The economic fundamentals in Norway – a longtime favorite of the World Markets trading desk – continue to be among the best in the world. Norway's economy is relatively insulated from the European debt crisis and the country's central banking strategy is characterized by prudent fiscal and monetary policies and tight lending standards, with interest rates held at 0.50 percent. Norway was one of the few countries that withstood the financial crisis due to its low unemployment rate and positive GDP growth of over 2 percent in 2008. The country is currently the largest energy exporter in Europe and the third largest exporter of oil and gas in the world, behind Saudi Arabia and Russia. These healthy fundamentals, combined with a recovery and stabilization of oil prices, point to a potential long-term investment opportunity in the Norwegian krone.
Turning to emerging markets, we could see a performance boost in the Russian ruble this coming year, led by more stable or slightly increased oil prices and predicted improvement in its relations with the U.S. Though it's unclear exactly how the new administration will direct policy in regards to Russia, any easing of sanctions could lead to a jump in the ruble.
Additionally, the Brazilian real was a top performing currency last year, and could continue to perform well under a strengthening Brazilian economy, rising commodity prices and increased metal demand from China. However, there is still some uncertainty when it comes to Brazilian politics while Russia's administration is firmly in place.
Finally, India is projected to surpass China in both GDP and population growth. India has achieved high levels of GDP growth – between 7 and 8 percent this past year – due to high levels of private consumption, as opposed to government spending and increased debt levels. The emergent middle class, a population that is trending younger, and continued reforms could lead to the highest GDP growth rate of all the major global economies.
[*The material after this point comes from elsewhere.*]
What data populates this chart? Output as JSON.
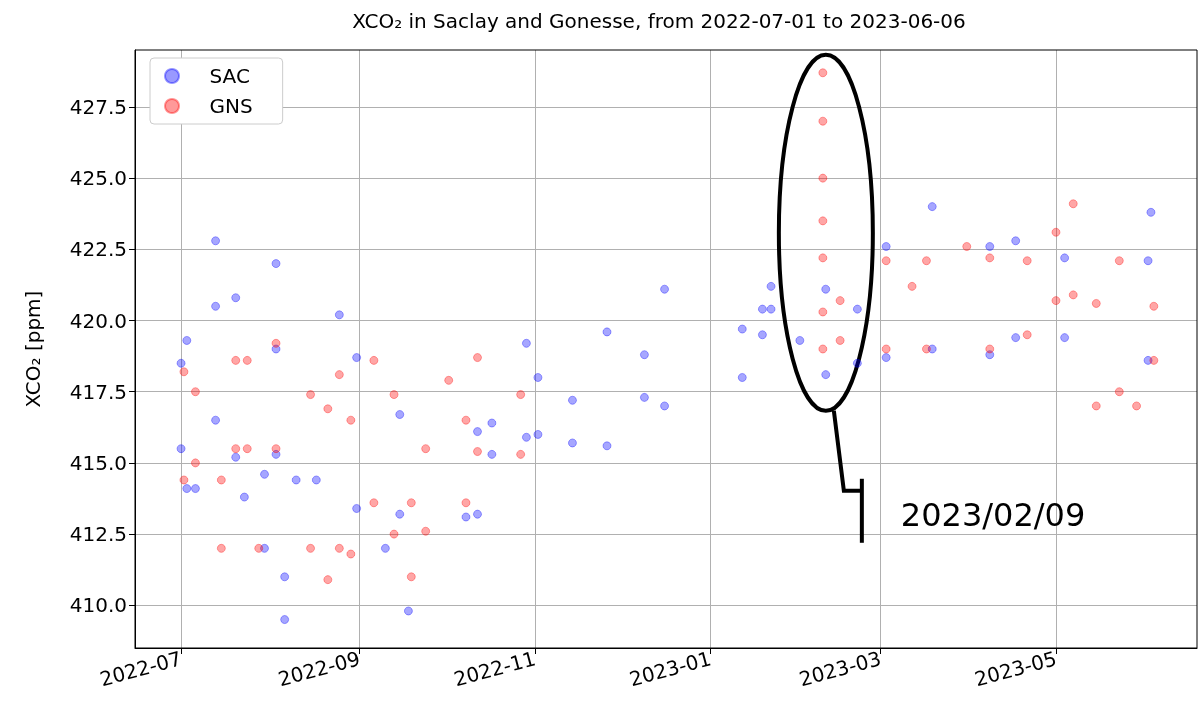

Taken together, these factors point to India as potentially offering the best opportunity for returns among the emerging market currencies.
Uncertainty will not disappear any time soon with so many market-moving events in play. Regardless, precious metals and select foreign currencies can provide diversification benefits in any portfolio. While the equity markets and other areas of investment are likely to experience volatility springing from upcoming events, these currencies and precious metals may offer investors more stable opportunities with a strong potential for returns.